In reply to a commenter at Comment is Free, who wrote of the interests of the various races and peoples in Britain, and of the officially-disgraceful interests of those Englishmen who wish to preserve their homeland, another commenter had this to say:
“I guess you are ignorant of the fact that genetics tells us Homo sapiens originated in Africa?.....“Silly me, of course you are.” [1]
It has the usual smugness which surrounds politically-inspired stupidity. I am yet to hear a good reason why anyone believes that a genetic origin of Homo sapiens in Africa has any significant bearing on present racial-political matters. Yet it is used to imply that everyone in the world — or, more selectively, everyone European — is of “African” origin, an implication relying on a dumb equivocation between present-racial and original denotations of that word. Is it too hard to understand that one hundred thousand years ago, in what is now called Africa, members of Homo sapiens were not African or European or Chinese? Is it beyond the meanest comprehension to grasp that Europeans and Chinese are not descended from Africans in any present-racial sense? To believe otherwise would be little more rational than to believe that two of three brothers are descended from the third because they all share the same father and because that other brother still lives in the paternal home. Yet, by a grand political legerdemain, taking advantage of the mental dimness by which recent categories cannot be distinguished from ancient ones, it might be fancied to be seen that all the peoples of the world — the Chinese, the Europeans, the Middle-Easterners, and so on — ought not to preserve themselves, their lands, and their cultures against the claims of all and sundry, or rather against “common humanity” — except it seems that only the European race has been so stupefied as to fancy so.

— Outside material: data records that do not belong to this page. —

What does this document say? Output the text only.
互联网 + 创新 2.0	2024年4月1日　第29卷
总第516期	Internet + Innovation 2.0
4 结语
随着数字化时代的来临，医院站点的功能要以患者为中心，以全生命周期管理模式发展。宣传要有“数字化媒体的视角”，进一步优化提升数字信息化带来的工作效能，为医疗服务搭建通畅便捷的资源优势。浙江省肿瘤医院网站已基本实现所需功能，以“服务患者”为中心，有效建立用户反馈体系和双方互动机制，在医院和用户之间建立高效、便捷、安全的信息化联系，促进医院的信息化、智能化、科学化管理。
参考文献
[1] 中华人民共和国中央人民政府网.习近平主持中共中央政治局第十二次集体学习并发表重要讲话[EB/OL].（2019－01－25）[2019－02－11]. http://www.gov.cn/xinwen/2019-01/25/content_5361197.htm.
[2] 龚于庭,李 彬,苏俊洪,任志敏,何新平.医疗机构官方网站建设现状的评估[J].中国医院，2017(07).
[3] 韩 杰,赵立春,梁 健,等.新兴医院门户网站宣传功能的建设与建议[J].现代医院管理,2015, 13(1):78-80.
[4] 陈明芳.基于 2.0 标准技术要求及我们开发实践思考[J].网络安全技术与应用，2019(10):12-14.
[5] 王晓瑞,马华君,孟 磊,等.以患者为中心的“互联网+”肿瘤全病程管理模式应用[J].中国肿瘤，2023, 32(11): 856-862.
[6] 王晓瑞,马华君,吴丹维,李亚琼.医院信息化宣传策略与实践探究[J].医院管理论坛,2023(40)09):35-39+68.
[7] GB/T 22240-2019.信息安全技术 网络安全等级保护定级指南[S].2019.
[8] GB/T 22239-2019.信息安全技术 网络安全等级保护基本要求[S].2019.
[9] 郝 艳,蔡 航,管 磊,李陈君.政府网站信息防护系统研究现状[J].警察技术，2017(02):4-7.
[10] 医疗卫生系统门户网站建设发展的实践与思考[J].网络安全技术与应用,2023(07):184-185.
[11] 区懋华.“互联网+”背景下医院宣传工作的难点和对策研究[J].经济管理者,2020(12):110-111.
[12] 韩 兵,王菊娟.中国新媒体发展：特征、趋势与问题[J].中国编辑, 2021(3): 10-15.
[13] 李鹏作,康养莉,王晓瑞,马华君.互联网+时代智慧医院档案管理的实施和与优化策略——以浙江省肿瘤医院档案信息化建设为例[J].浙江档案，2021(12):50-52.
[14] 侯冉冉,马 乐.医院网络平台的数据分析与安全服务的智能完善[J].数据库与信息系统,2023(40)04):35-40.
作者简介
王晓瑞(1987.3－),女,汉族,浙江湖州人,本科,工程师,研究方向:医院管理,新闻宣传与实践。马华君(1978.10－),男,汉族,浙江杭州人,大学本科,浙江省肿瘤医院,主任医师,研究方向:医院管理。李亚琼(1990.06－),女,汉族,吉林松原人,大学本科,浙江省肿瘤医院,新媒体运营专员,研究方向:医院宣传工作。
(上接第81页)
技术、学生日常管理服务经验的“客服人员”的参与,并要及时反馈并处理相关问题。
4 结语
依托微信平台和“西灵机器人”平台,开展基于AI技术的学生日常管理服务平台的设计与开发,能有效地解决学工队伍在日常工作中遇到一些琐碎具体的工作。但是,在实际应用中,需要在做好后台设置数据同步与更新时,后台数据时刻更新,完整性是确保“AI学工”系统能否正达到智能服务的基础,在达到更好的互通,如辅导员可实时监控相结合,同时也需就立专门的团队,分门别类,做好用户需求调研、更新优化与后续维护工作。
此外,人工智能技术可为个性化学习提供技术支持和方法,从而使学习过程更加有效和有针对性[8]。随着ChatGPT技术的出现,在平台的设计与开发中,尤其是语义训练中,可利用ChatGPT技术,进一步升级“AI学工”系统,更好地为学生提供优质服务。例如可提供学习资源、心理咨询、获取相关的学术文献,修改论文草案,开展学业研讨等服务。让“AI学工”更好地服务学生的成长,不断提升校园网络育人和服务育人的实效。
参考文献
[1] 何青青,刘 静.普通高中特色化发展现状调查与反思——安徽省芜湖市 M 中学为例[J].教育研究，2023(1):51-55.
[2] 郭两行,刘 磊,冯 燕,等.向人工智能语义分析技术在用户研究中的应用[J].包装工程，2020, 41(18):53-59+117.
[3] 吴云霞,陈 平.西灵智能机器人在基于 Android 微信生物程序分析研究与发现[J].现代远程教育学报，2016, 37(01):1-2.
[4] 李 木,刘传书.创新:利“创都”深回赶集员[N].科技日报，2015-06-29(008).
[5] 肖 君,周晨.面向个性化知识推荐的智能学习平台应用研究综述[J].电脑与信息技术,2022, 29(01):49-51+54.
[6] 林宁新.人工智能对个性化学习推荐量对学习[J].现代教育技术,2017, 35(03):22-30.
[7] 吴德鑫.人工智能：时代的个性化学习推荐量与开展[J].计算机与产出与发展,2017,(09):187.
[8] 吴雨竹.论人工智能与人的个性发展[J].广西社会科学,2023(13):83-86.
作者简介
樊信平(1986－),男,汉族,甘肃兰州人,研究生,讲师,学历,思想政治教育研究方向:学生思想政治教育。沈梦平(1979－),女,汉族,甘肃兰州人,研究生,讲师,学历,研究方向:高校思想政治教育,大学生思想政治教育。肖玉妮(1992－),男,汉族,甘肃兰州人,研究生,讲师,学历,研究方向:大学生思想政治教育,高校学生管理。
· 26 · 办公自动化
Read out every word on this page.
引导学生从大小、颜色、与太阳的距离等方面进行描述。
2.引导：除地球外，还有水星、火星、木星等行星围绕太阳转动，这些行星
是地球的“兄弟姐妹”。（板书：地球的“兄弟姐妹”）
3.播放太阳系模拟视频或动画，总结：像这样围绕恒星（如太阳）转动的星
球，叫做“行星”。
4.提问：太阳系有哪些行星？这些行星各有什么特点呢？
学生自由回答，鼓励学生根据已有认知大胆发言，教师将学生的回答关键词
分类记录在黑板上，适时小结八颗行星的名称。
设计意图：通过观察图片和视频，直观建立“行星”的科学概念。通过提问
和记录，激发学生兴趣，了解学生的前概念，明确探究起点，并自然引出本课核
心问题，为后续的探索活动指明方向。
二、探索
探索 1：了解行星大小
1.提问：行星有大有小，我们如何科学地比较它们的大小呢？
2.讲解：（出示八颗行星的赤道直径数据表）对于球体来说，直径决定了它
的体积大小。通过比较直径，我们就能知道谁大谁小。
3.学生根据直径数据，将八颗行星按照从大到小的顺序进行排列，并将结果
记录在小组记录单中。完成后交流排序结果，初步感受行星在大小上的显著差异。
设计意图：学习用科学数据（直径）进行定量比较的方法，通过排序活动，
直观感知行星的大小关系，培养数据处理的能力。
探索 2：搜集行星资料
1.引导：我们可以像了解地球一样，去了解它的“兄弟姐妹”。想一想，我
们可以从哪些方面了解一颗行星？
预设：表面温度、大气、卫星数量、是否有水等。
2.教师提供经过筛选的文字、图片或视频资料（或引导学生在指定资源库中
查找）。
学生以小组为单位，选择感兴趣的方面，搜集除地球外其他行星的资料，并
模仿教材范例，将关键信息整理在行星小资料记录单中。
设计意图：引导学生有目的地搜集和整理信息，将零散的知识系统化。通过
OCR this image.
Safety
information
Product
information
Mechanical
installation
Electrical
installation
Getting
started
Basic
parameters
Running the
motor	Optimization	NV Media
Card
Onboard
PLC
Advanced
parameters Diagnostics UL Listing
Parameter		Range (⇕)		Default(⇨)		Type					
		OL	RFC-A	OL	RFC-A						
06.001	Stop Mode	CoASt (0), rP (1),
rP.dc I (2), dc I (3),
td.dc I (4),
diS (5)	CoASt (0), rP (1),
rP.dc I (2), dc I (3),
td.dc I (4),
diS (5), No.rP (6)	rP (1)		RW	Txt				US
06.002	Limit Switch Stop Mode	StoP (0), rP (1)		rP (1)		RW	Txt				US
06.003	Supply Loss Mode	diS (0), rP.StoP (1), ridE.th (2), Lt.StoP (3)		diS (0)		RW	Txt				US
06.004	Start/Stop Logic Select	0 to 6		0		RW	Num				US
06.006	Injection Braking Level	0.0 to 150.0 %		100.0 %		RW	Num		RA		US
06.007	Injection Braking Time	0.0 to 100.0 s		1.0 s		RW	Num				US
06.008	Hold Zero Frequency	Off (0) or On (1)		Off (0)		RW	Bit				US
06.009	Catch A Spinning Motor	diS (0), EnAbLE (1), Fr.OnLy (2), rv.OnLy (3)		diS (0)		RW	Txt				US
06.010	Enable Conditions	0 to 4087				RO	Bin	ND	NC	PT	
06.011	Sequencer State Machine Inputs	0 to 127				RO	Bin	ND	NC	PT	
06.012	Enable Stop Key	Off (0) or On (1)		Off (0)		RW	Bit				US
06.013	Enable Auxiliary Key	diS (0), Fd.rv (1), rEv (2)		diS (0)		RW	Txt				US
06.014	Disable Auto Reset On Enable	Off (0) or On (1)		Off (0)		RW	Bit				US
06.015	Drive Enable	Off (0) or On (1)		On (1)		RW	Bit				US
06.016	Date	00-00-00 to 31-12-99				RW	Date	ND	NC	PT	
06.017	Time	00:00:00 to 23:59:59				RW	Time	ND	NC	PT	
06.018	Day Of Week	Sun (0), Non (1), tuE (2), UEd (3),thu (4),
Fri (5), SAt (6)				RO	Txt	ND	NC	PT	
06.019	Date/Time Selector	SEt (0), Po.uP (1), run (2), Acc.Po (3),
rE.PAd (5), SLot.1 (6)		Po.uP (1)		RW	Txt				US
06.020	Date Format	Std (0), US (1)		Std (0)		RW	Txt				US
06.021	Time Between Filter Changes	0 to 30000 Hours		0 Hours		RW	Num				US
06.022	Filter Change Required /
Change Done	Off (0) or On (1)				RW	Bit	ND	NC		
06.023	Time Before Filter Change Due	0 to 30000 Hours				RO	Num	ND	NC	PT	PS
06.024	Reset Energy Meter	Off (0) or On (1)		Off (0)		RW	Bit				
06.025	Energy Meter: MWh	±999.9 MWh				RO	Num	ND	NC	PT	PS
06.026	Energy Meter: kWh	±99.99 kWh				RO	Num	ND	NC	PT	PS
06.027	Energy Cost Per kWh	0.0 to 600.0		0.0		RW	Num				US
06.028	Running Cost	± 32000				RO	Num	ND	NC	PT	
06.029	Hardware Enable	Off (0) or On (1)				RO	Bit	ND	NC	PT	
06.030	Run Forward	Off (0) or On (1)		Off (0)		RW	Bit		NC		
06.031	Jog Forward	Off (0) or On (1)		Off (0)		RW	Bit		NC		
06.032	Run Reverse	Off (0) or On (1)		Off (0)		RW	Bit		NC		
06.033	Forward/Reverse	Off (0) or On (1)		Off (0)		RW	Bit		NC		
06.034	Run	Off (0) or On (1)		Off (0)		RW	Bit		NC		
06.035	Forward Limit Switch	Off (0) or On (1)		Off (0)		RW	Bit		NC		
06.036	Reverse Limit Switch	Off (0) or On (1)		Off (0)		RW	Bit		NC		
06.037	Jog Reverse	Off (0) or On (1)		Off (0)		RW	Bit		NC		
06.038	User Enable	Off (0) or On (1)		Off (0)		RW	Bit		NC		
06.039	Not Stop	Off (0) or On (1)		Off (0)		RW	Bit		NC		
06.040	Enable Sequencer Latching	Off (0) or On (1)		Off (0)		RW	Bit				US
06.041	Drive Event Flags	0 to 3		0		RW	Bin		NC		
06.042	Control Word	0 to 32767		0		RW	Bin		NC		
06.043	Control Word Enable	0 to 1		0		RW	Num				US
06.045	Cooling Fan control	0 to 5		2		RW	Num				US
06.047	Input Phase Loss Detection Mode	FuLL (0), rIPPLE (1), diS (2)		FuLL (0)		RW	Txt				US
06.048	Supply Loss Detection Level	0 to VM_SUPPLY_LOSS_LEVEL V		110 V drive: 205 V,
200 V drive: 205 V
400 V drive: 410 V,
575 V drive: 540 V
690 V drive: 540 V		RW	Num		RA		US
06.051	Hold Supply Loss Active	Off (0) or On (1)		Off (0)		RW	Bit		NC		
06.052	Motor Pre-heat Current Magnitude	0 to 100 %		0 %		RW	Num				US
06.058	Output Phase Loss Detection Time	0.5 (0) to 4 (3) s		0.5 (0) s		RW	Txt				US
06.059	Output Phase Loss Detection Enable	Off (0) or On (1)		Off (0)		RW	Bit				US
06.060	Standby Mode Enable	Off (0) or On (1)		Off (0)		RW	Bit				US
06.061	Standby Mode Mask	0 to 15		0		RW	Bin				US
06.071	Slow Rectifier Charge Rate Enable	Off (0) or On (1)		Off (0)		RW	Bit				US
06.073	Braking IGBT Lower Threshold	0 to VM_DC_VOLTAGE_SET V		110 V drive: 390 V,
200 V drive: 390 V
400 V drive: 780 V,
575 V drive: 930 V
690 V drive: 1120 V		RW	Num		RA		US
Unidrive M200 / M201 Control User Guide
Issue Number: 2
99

[1] “rickb”, commenting of Sunny Hundal, “The Hope We’ve Gained from the BNP”, Comment is Free (The Guardian’s weblog), 8th June 2009. (Corrected quotation: removal of additional definite article and of the capitalisation of “sapiens”.)
[1] “rickb”, commenting of Sunny Hundal, “The Hope We’ve Gained from the BNP”, Comment is Free (The Guardian’s weblog), 8th June 2009. (Corrected quotation: removal of additional definite article and of the capitalisation of “sapiens”.)